Ancient tribe of Africans or Indians who performed artificial cranial deformation

The Macrocephali (Μακροκέφαλοι; "long-headed people") were ancient tribes living near the Black Sea who performed artificial cranial deformation.

Pliny the Elder, Pomponius Mela, Scylax, and Hippocrates all mention a people specifically by this name living northeast of Pontus. While other writers, such as Strabo and the author of the Periplus of the Euxine Sea, identify the Macrocephali with the Macrones, Pliny clearly considers them separate groups. The Macrocephali were also treated as a mythical species on the same level as the Cynocephaly, Pygmies, and Skiapodes. In book 3 of Philostratus's Life of Apollonius, an Indian monk named Iarchas refutes the existence of all such creatures found in the books of Scylax besides the Pygmies.

Dr. Heinrich Rathke writes about elongated skulls being found in northern Caucasus during the early 1800s which he attributes to the Macrocephali. Indentations in the bone show that the skulls had been bound by clothes to change the shape. A drawing of such skulls was also on display at a museum in Kerch as of 1842.

Their cultural practice of artificially elongating the skulls of their children is mentioned in part 14 of Hippocrates' On Air, Water, and Places. It is described how, soon after birth while a child's head is still soft, it would be bound to increase its length. Hippocrates claimed that this was done because the Macrocephali equated head length to nobleness. However, even in his own writing, Hippocrates mentions that the practice is falling out of use due to interactions with other peoples.

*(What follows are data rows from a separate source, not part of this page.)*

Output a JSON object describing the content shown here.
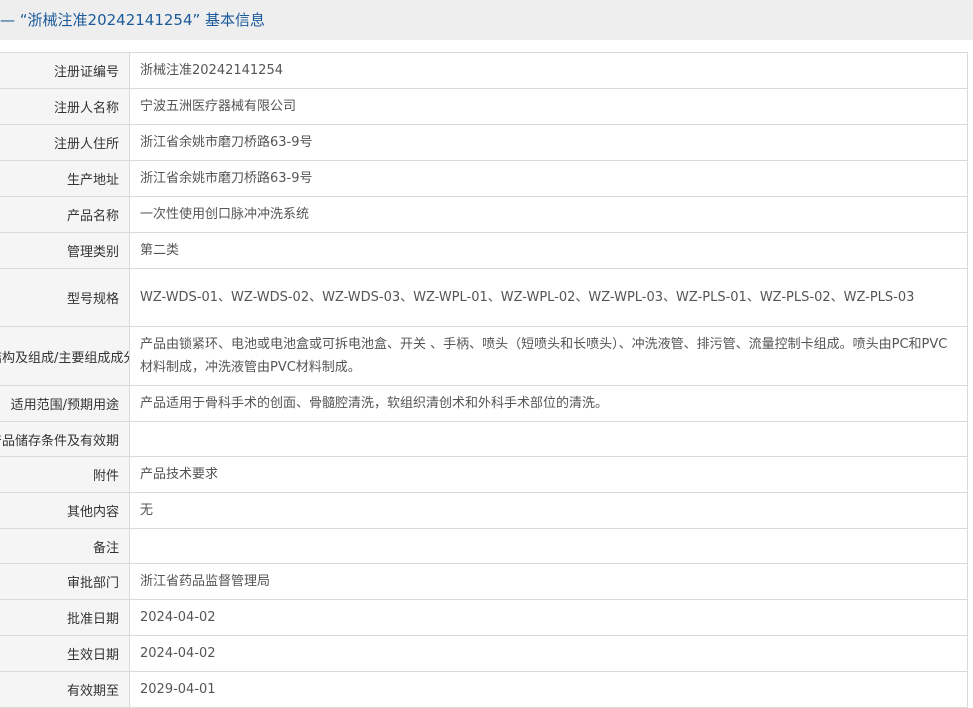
{
  "header": {
    "title": "—  “浙械注准20242141254”  基本信息"
  },
  "rows": [
    {
      "label": "注册证编号",
      "value": "浙械注准20242141254"
    },
    {
      "label": "注册人名称",
      "value": "宁波五洲医疗器械有限公司"
    },
    {
      "label": "注册人住所",
      "value": "浙江省余姚市磨刀桥路63-9号"
    },
    {
      "label": "生产地址",
      "value": "浙江省余姚市磨刀桥路63-9号"
    },
    {
      "label": "产品名称",
      "value": "一次性使用创口脉冲冲洗系统"
    },
    {
      "label": "管理类别",
      "value": "第二类"
    },
    {
      "label": "型号规格",
      "value": "WZ-WDS-01、WZ-WDS-02、WZ-WDS-03、WZ-WPL-01、WZ-WPL-02、WZ-WPL-03、WZ-PLS-01、WZ-PLS-02、WZ-PLS-03"
    },
    {
      "label": "结构及组成/主要组成成分",
      "value": "产品由锁紧环、电池或电池盒或可拆电池盒、开关 、手柄、喷头（短喷头和长喷头）、冲洗液管、排污管、流量控制卡组成。喷头由PC和PVC材料制成，冲洗液管由PVC材料制成。"
    },
    {
      "label": "适用范围/预期用途",
      "value": "产品适用于骨科手术的创面、骨髓腔清洗，软组织清创术和外科手术部位的清洗。"
    },
    {
      "label": "产品储存条件及有效期",
      "value": ""
    },
    {
      "label": "附件",
      "value": "产品技术要求"
    },
    {
      "label": "其他内容",
      "value": "无"
    },
    {
      "label": "备注",
      "value": ""
    },
    {
      "label": "审批部门",
      "value": "浙江省药品监督管理局"
    },
    {
      "label": "批准日期",
      "value": "2024-04-02"
    },
    {
      "label": "生效日期",
      "value": "2024-04-02"
    },
    {
      "label": "有效期至",
      "value": "2029-04-01"
    }
  ]
}
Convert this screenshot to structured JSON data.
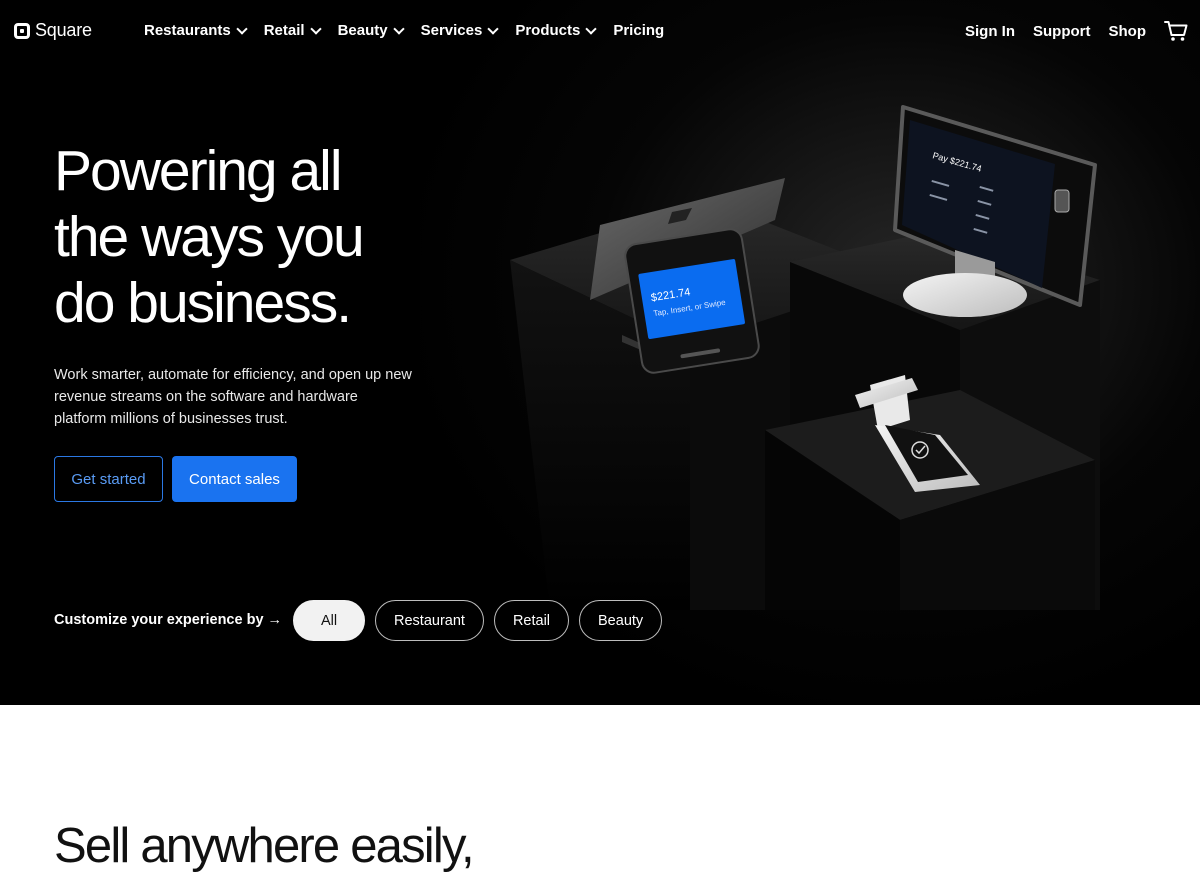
{
  "nav": {
    "logo": "Square",
    "links": [
      {
        "label": "Restaurants",
        "dropdown": true
      },
      {
        "label": "Retail",
        "dropdown": true
      },
      {
        "label": "Beauty",
        "dropdown": true
      },
      {
        "label": "Services",
        "dropdown": true
      },
      {
        "label": "Products",
        "dropdown": true
      },
      {
        "label": "Pricing",
        "dropdown": false
      }
    ],
    "right": {
      "sign_in": "Sign In",
      "support": "Support",
      "shop": "Shop",
      "cart_icon": "cart-icon"
    }
  },
  "hero": {
    "headline_line1": "Powering all",
    "headline_line2": "the ways you",
    "headline_line3": "do business.",
    "subtext": "Work smarter, automate for efficiency, and open up new revenue streams on the software and hardware platform millions of businesses trust.",
    "cta_secondary": "Get started",
    "cta_primary": "Contact sales",
    "customize_label": "Customize your experience by →",
    "filters": [
      {
        "label": "All",
        "active": true
      },
      {
        "label": "Restaurant",
        "active": false
      },
      {
        "label": "Retail",
        "active": false
      },
      {
        "label": "Beauty",
        "active": false
      }
    ],
    "devices": {
      "terminal_amount": "$221.74",
      "terminal_prompt": "Tap, Insert, or Swipe",
      "register_pay": "Pay $221.74"
    }
  },
  "section2": {
    "heading_line1": "Sell anywhere easily,"
  },
  "colors": {
    "hero_bg": "#000000",
    "accent_blue": "#1a73f0",
    "outline_blue": "#2b78e4",
    "page_bg": "#ffffff"
  }
}
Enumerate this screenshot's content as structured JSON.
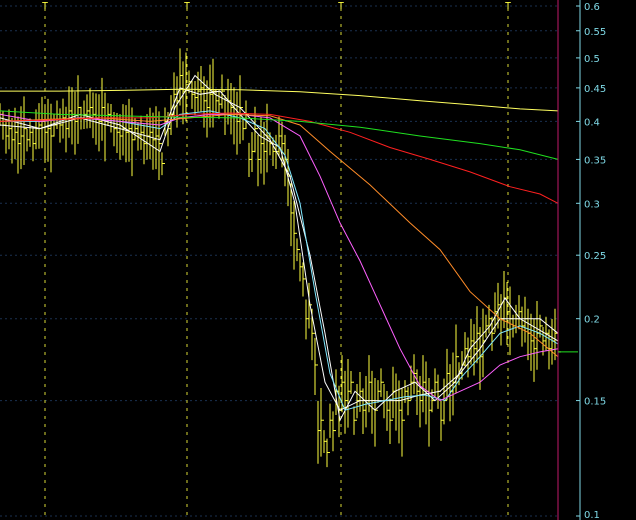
{
  "chart_data": {
    "type": "line",
    "scale": "log",
    "grid": true,
    "ylim": [
      0.1,
      0.6
    ],
    "y_ticks": [
      "0.6",
      "0.55",
      "0.5",
      "0.45",
      "0.4",
      "0.35",
      "0.3",
      "0.25",
      "0.2",
      "0.15",
      "0.1"
    ],
    "x_markers": [
      45,
      187,
      341,
      508
    ],
    "x_marker_glyph": "T",
    "colors": {
      "price": "#ffff40",
      "ma_white": "#ffffff",
      "ma_cyan": "#80e8ff",
      "ma_magenta": "#ff60ff",
      "ma_orange": "#ff8c28",
      "ma_red": "#ff2020",
      "ma_green": "#20e020",
      "ma_yellow": "#ffff60",
      "grid": "#1a3050",
      "axis": "#7fd9e6",
      "last_marker": "#c01a6a"
    },
    "price_bars": [
      [
        0,
        0.41
      ],
      [
        3,
        0.395
      ],
      [
        6,
        0.38
      ],
      [
        9,
        0.39
      ],
      [
        12,
        0.375
      ],
      [
        15,
        0.385
      ],
      [
        18,
        0.37
      ],
      [
        21,
        0.38
      ],
      [
        24,
        0.39
      ],
      [
        27,
        0.375
      ],
      [
        30,
        0.385
      ],
      [
        33,
        0.37
      ],
      [
        36,
        0.39
      ],
      [
        39,
        0.395
      ],
      [
        42,
        0.4
      ],
      [
        45,
        0.385
      ],
      [
        48,
        0.39
      ],
      [
        51,
        0.38
      ],
      [
        54,
        0.395
      ],
      [
        57,
        0.41
      ],
      [
        60,
        0.395
      ],
      [
        63,
        0.405
      ],
      [
        66,
        0.39
      ],
      [
        69,
        0.415
      ],
      [
        72,
        0.41
      ],
      [
        75,
        0.4
      ],
      [
        78,
        0.42
      ],
      [
        81,
        0.405
      ],
      [
        84,
        0.41
      ],
      [
        87,
        0.415
      ],
      [
        90,
        0.42
      ],
      [
        93,
        0.41
      ],
      [
        96,
        0.405
      ],
      [
        99,
        0.4
      ],
      [
        102,
        0.42
      ],
      [
        105,
        0.395
      ],
      [
        108,
        0.41
      ],
      [
        111,
        0.405
      ],
      [
        114,
        0.39
      ],
      [
        117,
        0.385
      ],
      [
        120,
        0.38
      ],
      [
        123,
        0.39
      ],
      [
        126,
        0.385
      ],
      [
        129,
        0.39
      ],
      [
        132,
        0.375
      ],
      [
        135,
        0.39
      ],
      [
        138,
        0.38
      ],
      [
        141,
        0.385
      ],
      [
        144,
        0.37
      ],
      [
        147,
        0.38
      ],
      [
        150,
        0.385
      ],
      [
        153,
        0.375
      ],
      [
        156,
        0.38
      ],
      [
        159,
        0.37
      ],
      [
        162,
        0.345
      ],
      [
        165,
        0.4
      ],
      [
        168,
        0.39
      ],
      [
        171,
        0.41
      ],
      [
        174,
        0.44
      ],
      [
        177,
        0.43
      ],
      [
        180,
        0.47
      ],
      [
        183,
        0.445
      ],
      [
        186,
        0.455
      ],
      [
        189,
        0.46
      ],
      [
        192,
        0.44
      ],
      [
        195,
        0.435
      ],
      [
        198,
        0.445
      ],
      [
        201,
        0.45
      ],
      [
        204,
        0.43
      ],
      [
        207,
        0.42
      ],
      [
        210,
        0.44
      ],
      [
        213,
        0.445
      ],
      [
        216,
        0.43
      ],
      [
        219,
        0.425
      ],
      [
        222,
        0.445
      ],
      [
        225,
        0.41
      ],
      [
        228,
        0.43
      ],
      [
        231,
        0.42
      ],
      [
        234,
        0.41
      ],
      [
        237,
        0.4
      ],
      [
        240,
        0.42
      ],
      [
        243,
        0.39
      ],
      [
        246,
        0.41
      ],
      [
        249,
        0.35
      ],
      [
        252,
        0.36
      ],
      [
        255,
        0.39
      ],
      [
        258,
        0.35
      ],
      [
        261,
        0.37
      ],
      [
        264,
        0.36
      ],
      [
        267,
        0.38
      ],
      [
        270,
        0.37
      ],
      [
        273,
        0.36
      ],
      [
        276,
        0.36
      ],
      [
        279,
        0.38
      ],
      [
        282,
        0.37
      ],
      [
        285,
        0.35
      ],
      [
        288,
        0.33
      ],
      [
        291,
        0.29
      ],
      [
        294,
        0.27
      ],
      [
        297,
        0.255
      ],
      [
        300,
        0.24
      ],
      [
        303,
        0.23
      ],
      [
        306,
        0.2
      ],
      [
        309,
        0.21
      ],
      [
        312,
        0.19
      ],
      [
        315,
        0.17
      ],
      [
        318,
        0.135
      ],
      [
        321,
        0.14
      ],
      [
        324,
        0.13
      ],
      [
        327,
        0.125
      ],
      [
        330,
        0.14
      ],
      [
        333,
        0.135
      ],
      [
        336,
        0.155
      ],
      [
        339,
        0.145
      ],
      [
        342,
        0.16
      ],
      [
        345,
        0.15
      ],
      [
        348,
        0.155
      ],
      [
        351,
        0.16
      ],
      [
        354,
        0.14
      ],
      [
        357,
        0.15
      ],
      [
        360,
        0.155
      ],
      [
        363,
        0.145
      ],
      [
        366,
        0.15
      ],
      [
        369,
        0.16
      ],
      [
        372,
        0.15
      ],
      [
        375,
        0.145
      ],
      [
        378,
        0.155
      ],
      [
        381,
        0.16
      ],
      [
        384,
        0.15
      ],
      [
        387,
        0.145
      ],
      [
        390,
        0.14
      ],
      [
        393,
        0.155
      ],
      [
        396,
        0.15
      ],
      [
        399,
        0.145
      ],
      [
        402,
        0.14
      ],
      [
        405,
        0.155
      ],
      [
        408,
        0.15
      ],
      [
        411,
        0.16
      ],
      [
        414,
        0.165
      ],
      [
        417,
        0.155
      ],
      [
        420,
        0.15
      ],
      [
        423,
        0.16
      ],
      [
        426,
        0.155
      ],
      [
        429,
        0.145
      ],
      [
        432,
        0.15
      ],
      [
        435,
        0.16
      ],
      [
        438,
        0.155
      ],
      [
        441,
        0.14
      ],
      [
        444,
        0.15
      ],
      [
        447,
        0.165
      ],
      [
        450,
        0.155
      ],
      [
        453,
        0.16
      ],
      [
        456,
        0.175
      ],
      [
        459,
        0.165
      ],
      [
        462,
        0.17
      ],
      [
        465,
        0.18
      ],
      [
        468,
        0.175
      ],
      [
        471,
        0.185
      ],
      [
        474,
        0.18
      ],
      [
        477,
        0.19
      ],
      [
        480,
        0.175
      ],
      [
        483,
        0.185
      ],
      [
        486,
        0.195
      ],
      [
        489,
        0.2
      ],
      [
        492,
        0.19
      ],
      [
        495,
        0.205
      ],
      [
        498,
        0.21
      ],
      [
        501,
        0.2
      ],
      [
        504,
        0.215
      ],
      [
        507,
        0.205
      ],
      [
        510,
        0.2
      ],
      [
        513,
        0.195
      ],
      [
        516,
        0.2
      ],
      [
        519,
        0.205
      ],
      [
        522,
        0.195
      ],
      [
        525,
        0.2
      ],
      [
        528,
        0.19
      ],
      [
        531,
        0.185
      ],
      [
        534,
        0.18
      ],
      [
        537,
        0.19
      ],
      [
        540,
        0.195
      ],
      [
        543,
        0.185
      ],
      [
        546,
        0.19
      ],
      [
        549,
        0.18
      ],
      [
        552,
        0.185
      ],
      [
        555,
        0.19
      ],
      [
        558,
        0.178
      ]
    ],
    "series": [
      {
        "color_key": "ma_white",
        "points": [
          [
            0,
            0.405
          ],
          [
            40,
            0.39
          ],
          [
            80,
            0.405
          ],
          [
            120,
            0.39
          ],
          [
            160,
            0.375
          ],
          [
            180,
            0.45
          ],
          [
            200,
            0.44
          ],
          [
            220,
            0.445
          ],
          [
            240,
            0.41
          ],
          [
            260,
            0.38
          ],
          [
            280,
            0.365
          ],
          [
            295,
            0.3
          ],
          [
            310,
            0.21
          ],
          [
            325,
            0.16
          ],
          [
            340,
            0.145
          ],
          [
            360,
            0.15
          ],
          [
            380,
            0.15
          ],
          [
            400,
            0.15
          ],
          [
            420,
            0.153
          ],
          [
            440,
            0.155
          ],
          [
            460,
            0.165
          ],
          [
            480,
            0.18
          ],
          [
            500,
            0.2
          ],
          [
            520,
            0.2
          ],
          [
            540,
            0.192
          ],
          [
            558,
            0.185
          ]
        ]
      },
      {
        "color_key": "ma_white",
        "points": [
          [
            0,
            0.395
          ],
          [
            40,
            0.39
          ],
          [
            80,
            0.41
          ],
          [
            120,
            0.395
          ],
          [
            160,
            0.36
          ],
          [
            175,
            0.42
          ],
          [
            195,
            0.47
          ],
          [
            215,
            0.44
          ],
          [
            240,
            0.42
          ],
          [
            270,
            0.375
          ],
          [
            290,
            0.33
          ],
          [
            310,
            0.25
          ],
          [
            325,
            0.19
          ],
          [
            340,
            0.14
          ],
          [
            355,
            0.155
          ],
          [
            375,
            0.145
          ],
          [
            395,
            0.155
          ],
          [
            415,
            0.16
          ],
          [
            435,
            0.15
          ],
          [
            455,
            0.16
          ],
          [
            470,
            0.18
          ],
          [
            490,
            0.195
          ],
          [
            505,
            0.215
          ],
          [
            520,
            0.2
          ],
          [
            540,
            0.2
          ],
          [
            558,
            0.19
          ]
        ]
      },
      {
        "color_key": "ma_cyan",
        "points": [
          [
            0,
            0.4
          ],
          [
            40,
            0.4
          ],
          [
            80,
            0.405
          ],
          [
            120,
            0.4
          ],
          [
            160,
            0.39
          ],
          [
            180,
            0.41
          ],
          [
            210,
            0.415
          ],
          [
            240,
            0.405
          ],
          [
            265,
            0.39
          ],
          [
            285,
            0.355
          ],
          [
            300,
            0.3
          ],
          [
            315,
            0.22
          ],
          [
            330,
            0.165
          ],
          [
            345,
            0.145
          ],
          [
            365,
            0.148
          ],
          [
            385,
            0.15
          ],
          [
            405,
            0.152
          ],
          [
            425,
            0.153
          ],
          [
            445,
            0.15
          ],
          [
            460,
            0.162
          ],
          [
            480,
            0.175
          ],
          [
            500,
            0.19
          ],
          [
            520,
            0.195
          ],
          [
            540,
            0.19
          ],
          [
            558,
            0.183
          ]
        ]
      },
      {
        "color_key": "ma_magenta",
        "points": [
          [
            0,
            0.41
          ],
          [
            40,
            0.4
          ],
          [
            80,
            0.405
          ],
          [
            120,
            0.4
          ],
          [
            160,
            0.395
          ],
          [
            180,
            0.405
          ],
          [
            210,
            0.41
          ],
          [
            240,
            0.41
          ],
          [
            270,
            0.405
          ],
          [
            300,
            0.38
          ],
          [
            320,
            0.33
          ],
          [
            340,
            0.28
          ],
          [
            360,
            0.245
          ],
          [
            380,
            0.21
          ],
          [
            400,
            0.18
          ],
          [
            420,
            0.158
          ],
          [
            440,
            0.15
          ],
          [
            460,
            0.155
          ],
          [
            480,
            0.16
          ],
          [
            500,
            0.17
          ],
          [
            520,
            0.175
          ],
          [
            540,
            0.178
          ],
          [
            558,
            0.18
          ]
        ]
      },
      {
        "color_key": "ma_orange",
        "points": [
          [
            0,
            0.4
          ],
          [
            50,
            0.403
          ],
          [
            100,
            0.405
          ],
          [
            150,
            0.4
          ],
          [
            190,
            0.405
          ],
          [
            230,
            0.41
          ],
          [
            270,
            0.408
          ],
          [
            300,
            0.395
          ],
          [
            330,
            0.36
          ],
          [
            370,
            0.32
          ],
          [
            410,
            0.28
          ],
          [
            440,
            0.255
          ],
          [
            470,
            0.22
          ],
          [
            500,
            0.2
          ],
          [
            530,
            0.19
          ],
          [
            558,
            0.175
          ]
        ]
      },
      {
        "color_key": "ma_red",
        "points": [
          [
            0,
            0.4
          ],
          [
            50,
            0.402
          ],
          [
            100,
            0.405
          ],
          [
            150,
            0.405
          ],
          [
            190,
            0.41
          ],
          [
            230,
            0.412
          ],
          [
            270,
            0.41
          ],
          [
            310,
            0.4
          ],
          [
            350,
            0.385
          ],
          [
            390,
            0.365
          ],
          [
            430,
            0.35
          ],
          [
            470,
            0.335
          ],
          [
            510,
            0.318
          ],
          [
            540,
            0.31
          ],
          [
            558,
            0.3
          ]
        ]
      },
      {
        "color_key": "ma_green",
        "points": [
          [
            0,
            0.415
          ],
          [
            60,
            0.41
          ],
          [
            120,
            0.408
          ],
          [
            180,
            0.406
          ],
          [
            240,
            0.405
          ],
          [
            300,
            0.4
          ],
          [
            360,
            0.392
          ],
          [
            420,
            0.38
          ],
          [
            480,
            0.37
          ],
          [
            520,
            0.362
          ],
          [
            558,
            0.35
          ]
        ]
      },
      {
        "color_key": "ma_yellow",
        "points": [
          [
            0,
            0.445
          ],
          [
            60,
            0.445
          ],
          [
            120,
            0.446
          ],
          [
            180,
            0.448
          ],
          [
            240,
            0.447
          ],
          [
            300,
            0.444
          ],
          [
            360,
            0.438
          ],
          [
            420,
            0.43
          ],
          [
            480,
            0.423
          ],
          [
            520,
            0.418
          ],
          [
            558,
            0.415
          ]
        ]
      }
    ],
    "last_value": 0.178
  }
}
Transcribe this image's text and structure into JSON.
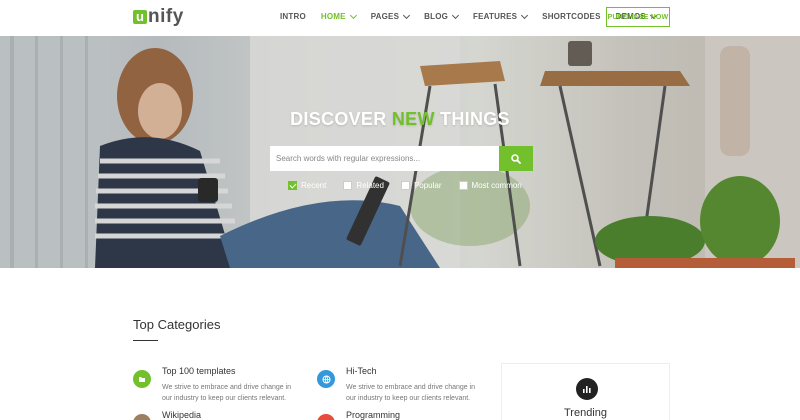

Juan Huarte wrote that the Macrocephali had heads like a sugar-loaf, in which the top was extended. His work claimed that due to the practice being done so often children were being born with naturally elongated heads. Something which Hippocrates believed should have been happening but ultimately dismissed.

Strabo mentions that the Siginni (Σίγιννοι), a barbaric tribe living near the Caucasus Mountains, deliberately altered the shape of their heads appear longer by having foreheads which protruded past their chin. The Siginni were however considered to be a different tribe than the Macrocephali or Macrones (whom he called Sanni) by Strabo.